Ramblings of an aging IT geek
← Ramblings of an aging IT geek
hardware

a cheap logic analyser, and finally seeing the bus

Using a sub-£10 logic analyser with sigrok to decode an I2C sensor that would not talk, and what the captured frames revealed.

A soldering iron and a part-finished board

I had a BME280 sensor that would not answer on I2C, and I had spent an embarrassing amount of an evening poking at it with print statements. The Arduino sketch scanned the bus, found nothing, and that was that. No device, no clue why. So I did the thing I should have done an hour earlier and bought a logic analyser.

Not a real one. One of those little blue eight-channel clones off the usual sites, the ones that pretend to be a Saleae and cost about a fiver. It enumerates as a Cypress FX2 and sigrok talks to it happily. That is the bit that matters: the hardware is throwaway, but PulseView and sigrok are properly good software, and they decode protocols for you.

clipping onto the bus

The wiring is trivial. Ground to ground, then two channels onto SDA and SCL, the same two pins the microcontroller is shouting at.

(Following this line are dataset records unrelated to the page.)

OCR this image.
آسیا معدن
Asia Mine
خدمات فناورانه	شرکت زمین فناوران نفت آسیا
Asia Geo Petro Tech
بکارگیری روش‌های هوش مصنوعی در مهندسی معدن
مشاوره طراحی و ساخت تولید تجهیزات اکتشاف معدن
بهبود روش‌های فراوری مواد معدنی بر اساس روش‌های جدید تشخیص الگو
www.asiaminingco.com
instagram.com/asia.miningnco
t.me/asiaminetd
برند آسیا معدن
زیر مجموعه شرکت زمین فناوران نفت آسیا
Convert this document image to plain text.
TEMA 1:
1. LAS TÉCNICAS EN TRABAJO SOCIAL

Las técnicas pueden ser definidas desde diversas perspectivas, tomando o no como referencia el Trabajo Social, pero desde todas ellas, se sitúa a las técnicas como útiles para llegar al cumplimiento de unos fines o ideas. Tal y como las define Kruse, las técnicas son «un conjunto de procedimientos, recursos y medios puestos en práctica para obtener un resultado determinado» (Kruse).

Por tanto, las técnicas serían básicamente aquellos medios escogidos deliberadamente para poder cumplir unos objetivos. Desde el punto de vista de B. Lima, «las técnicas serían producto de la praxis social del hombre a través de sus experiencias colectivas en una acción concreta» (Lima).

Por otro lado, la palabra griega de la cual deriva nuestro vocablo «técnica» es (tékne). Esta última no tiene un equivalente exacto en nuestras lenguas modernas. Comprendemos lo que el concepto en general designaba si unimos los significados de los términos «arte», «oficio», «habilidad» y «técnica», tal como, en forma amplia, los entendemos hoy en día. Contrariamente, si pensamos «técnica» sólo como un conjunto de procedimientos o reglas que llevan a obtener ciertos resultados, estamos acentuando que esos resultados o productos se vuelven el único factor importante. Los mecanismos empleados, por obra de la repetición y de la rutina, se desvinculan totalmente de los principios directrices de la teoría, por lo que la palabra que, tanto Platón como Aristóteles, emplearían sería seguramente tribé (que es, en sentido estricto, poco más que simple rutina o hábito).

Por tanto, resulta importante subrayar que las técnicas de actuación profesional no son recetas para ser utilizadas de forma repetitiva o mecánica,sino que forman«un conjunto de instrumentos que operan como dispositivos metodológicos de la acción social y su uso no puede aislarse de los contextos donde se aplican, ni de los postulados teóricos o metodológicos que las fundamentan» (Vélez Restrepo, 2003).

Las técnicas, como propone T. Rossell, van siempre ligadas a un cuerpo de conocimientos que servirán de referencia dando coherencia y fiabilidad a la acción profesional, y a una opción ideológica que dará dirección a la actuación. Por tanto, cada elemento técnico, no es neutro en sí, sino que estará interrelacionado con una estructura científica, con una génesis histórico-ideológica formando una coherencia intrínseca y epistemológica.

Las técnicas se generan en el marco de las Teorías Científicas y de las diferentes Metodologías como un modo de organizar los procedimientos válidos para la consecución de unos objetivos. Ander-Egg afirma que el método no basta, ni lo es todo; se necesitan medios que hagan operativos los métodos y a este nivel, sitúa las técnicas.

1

Probe wires clipped onto a small circuit board

In PulseView I set the sample rate to 1 MHz, which is plenty for a 100 kHz bus, added the I2C decoder, told it which channel was which, and hit run. Then I triggered the scan from the Arduino and watched.

And there it was. The master sent the start condition, clocked out the address, and got nothing back. No ACK. The line just sat high where the device should have pulled it low. That single missing low pulse told me more than an evening of Serial.println ever did.

the actual fault

The address being driven was 0x76. The sensor on my board, it turns out, has its SDO pin tied high, which puts it at 0x77. My scanner code was hard-coded to the wrong one. A one-bit difference, and the device was politely ignoring me the entire time because I was knocking on the wrong door.

What I love about this is that the analyser does not lie to you and it does not have a bug in its firmware. The microcontroller's view of the world is a story it tells you. The captured waveform is just what happened on the wire. When the two disagree, the wire wins, and you go and fix the story.

The capture itself is the keeper, though. Here is roughly what the decoded line read:

Start | Address write 0x76 | (no ACK) | Stop

One missing acknowledge bit. That is the whole bug, sat there in black and white.

For under ten quid this thing has already paid for itself, and it has changed how I debug anything with two or more wires between it and a sensor. I should have bought one years ago. If you do anything with I2C or SPI and you have been guessing, stop guessing. Clip on and look.